While higher interest rates are meant to hurt share prices, the fall has happened and now they look like very good opportunities to me for the long-term.
With high profit margins, I believe these two ideas are strong contenders right now:
Xero Limited (ASX: XRO)
Xero is a leading provider of accounting and business administration services through the cloud/internet.
I believe Xero is one of the highest-quality ASX shares around. So the 45% fall we’ve seen this year makes it seem much better value now.
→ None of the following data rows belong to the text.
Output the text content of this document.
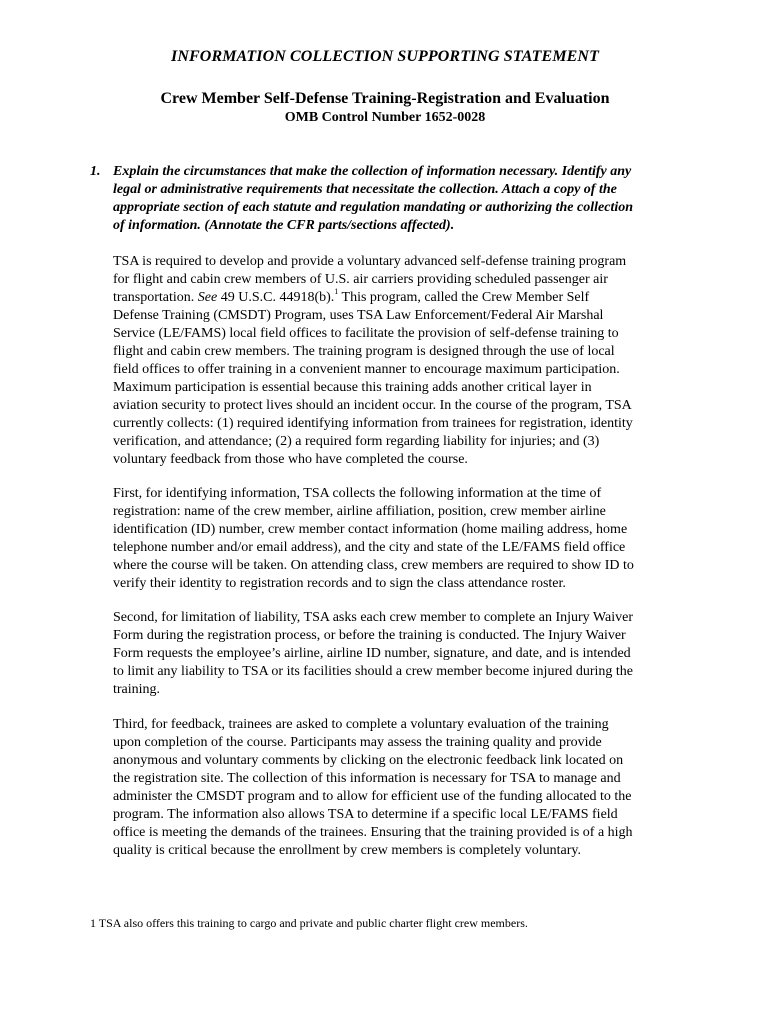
INFORMATION COLLECTION SUPPORTING STATEMENT
Crew Member Self-Defense Training-Registration and Evaluation
OMB Control Number 1652-0028
1. Explain the circumstances that make the collection of information necessary. Identify any
legal or administrative requirements that necessitate the collection. Attach a copy of the
appropriate section of each statute and regulation mandating or authorizing the collection
of information. (Annotate the CFR parts/sections affected).
TSA is required to develop and provide a voluntary advanced self-defense training program
for flight and cabin crew members of U.S. air carriers providing scheduled passenger air
transportation. See 49 U.S.C. 44918(b).$^1$ This program, called the Crew Member Self
Defense Training (CMSDT) Program, uses TSA Law Enforcement/Federal Air Marshal
Service (LE/FAMS) local field offices to facilitate the provision of self-defense training to
flight and cabin crew members. The training program is designed through the use of local
field offices to offer training in a convenient manner to encourage maximum participation.
Maximum participation is essential because this training adds another critical layer in
aviation security to protect lives should an incident occur. In the course of the program, TSA
currently collects: (1) required identifying information from trainees for registration, identity
verification, and attendance; (2) a required form regarding liability for injuries; and (3)
voluntary feedback from those who have completed the course.
First, for identifying information, TSA collects the following information at the time of
registration: name of the crew member, airline affiliation, position, crew member airline
identification (ID) number, crew member contact information (home mailing address, home
telephone number and/or email address), and the city and state of the LE/FAMS field office
where the course will be taken. On attending class, crew members are required to show ID to
verify their identity to registration records and to sign the class attendance roster.
Second, for limitation of liability, TSA asks each crew member to complete an Injury Waiver
Form during the registration process, or before the training is conducted. The Injury Waiver
Form requests the employee’s airline, airline ID number, signature, and date, and is intended
to limit any liability to TSA or its facilities should a crew member become injured during the
training.
Third, for feedback, trainees are asked to complete a voluntary evaluation of the training
upon completion of the course. Participants may assess the training quality and provide
anonymous and voluntary comments by clicking on the electronic feedback link located on
the registration site. The collection of this information is necessary for TSA to manage and
administer the CMSDT program and to allow for efficient use of the funding allocated to the
program. The information also allows TSA to determine if a specific local LE/FAMS field
office is meeting the demands of the trainees. Ensuring that the training provided is of a high
quality is critical because the enrollment by crew members is completely voluntary.
1 TSA also offers this training to cargo and private and public charter flight crew members.
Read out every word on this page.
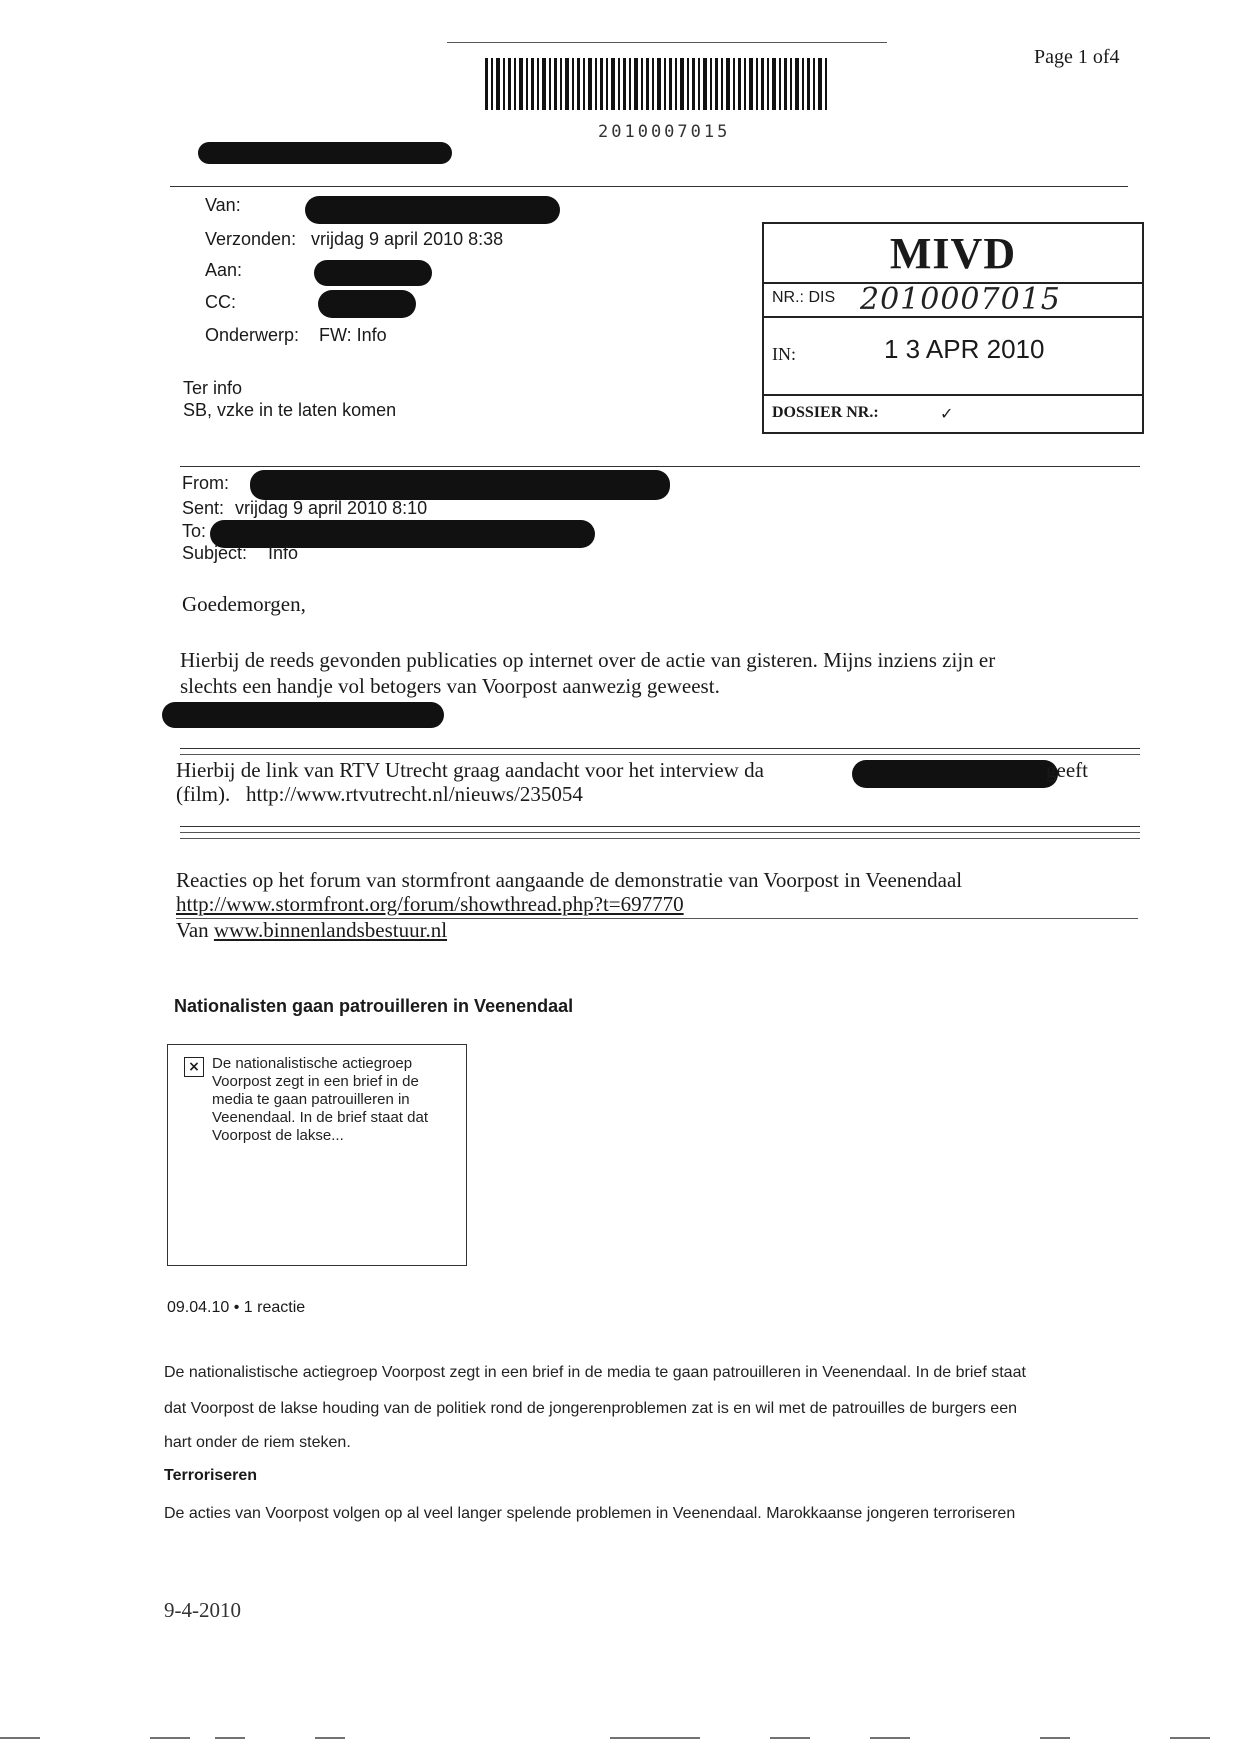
2010007015
Page 1 of4
Van:
Verzonden: vrijdag 9 april 2010 8:38
Aan:
CC:
Onderwerp: FW: Info
Ter info
SB, vzke in te laten komen
MIVD
NR.: DIS 2010007015
IN:	1 3 APR 2010
DOSSIER NR.:	✓
From:
Sent: vrijdag 9 april 2010 8:10
To:
Subject: Info
Goedemorgen,
Hierbij de reeds gevonden publicaties op internet over de actie van gisteren. Mijns inziens zijn er
slechts een handje vol betogers van Voorpost aanwezig geweest.
Hierbij de link van RTV Utrecht graag aandacht voor het interview da	geeft
(film). http://www.rtvutrecht.nl/nieuws/235054
Reacties op het forum van stormfront aangaande de demonstratie van Voorpost in Veenendaal
http://www.stormfront.org/forum/showthread.php?t=697770
Van www.binnenlandsbestuur.nl
Nationalisten gaan patrouilleren in Veenendaal
× De nationalistische actiegroep
Voorpost zegt in een brief in de
media te gaan patrouilleren in
Veenendaal. In de brief staat dat
Voorpost de lakse...
09.04.10 • 1 reactie
De nationalistische actiegroep Voorpost zegt in een brief in de media te gaan patrouilleren in Veenendaal. In de brief staat
dat Voorpost de lakse houding van de politiek rond de jongerenproblemen zat is en wil met de patrouilles de burgers een
hart onder de riem steken.
Terroriseren
De acties van Voorpost volgen op al veel langer spelende problemen in Veenendaal. Marokkaanse jongeren terroriseren
9-4-2010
For me, the company is doing all the right things. It’s growing a global subscriber base, increasing revenue at a solid rate (despite its large size), re-investing heavily for growth and achieving a high gross profit margin (it’s getting closer to 90%).
While it’s hard to know exactly how profitable the ASX tech share is when it’s investing so hard (and profit is close to $0), I think the underlying financials are actually extremely profitable, which we saw a glimpse of during COVID-19.
With global growth ahead, I think this business has got plenty of potential ahead at today’s lower Xero share price.
Volpara Health Technologies Ltd (ASX: VHT)
Volpara is a leading business in the healthcare technology space. It aims to detect breast cancer as early as possible for patients. Its software provides clinicians feedback on breast density, compression dose and quality, enabling them to give personalised and enhanced risk assessment.
The FY22 result demonstrated the financial strength of the business. It has a market share of around 35.5% of US women having a Volpara product applied on their images and data, up from 32% in FY21.
Volpara’s gross profit margin is 91%, meaning that the total revenue growth of 32% to NZ$26.1 million comes at a high margin.
The company continues to invest more in marketing, product research and development, which will help its growth over time.
I see good potential for the ASX tech share to sell more products to more clients in the US, which will help ramp up the average revenue per user (ARPU). There’s also the long-term potential for the company to grow in Europe with its breast screening offering.
The company also has a small, but growing, lung cancer screening segment. This could be an opportunity as large as breast cancer in the years ahead.
Volpara also recently announced a deal with Radnet, where it will implement Volpara Analytics and Volpara Risk software throughout its organisation. This is expected to be “material” for the company.
These are two of my favourite ASX growth shares right now and they look much better value. The Volpara share price is down 45% in 2022.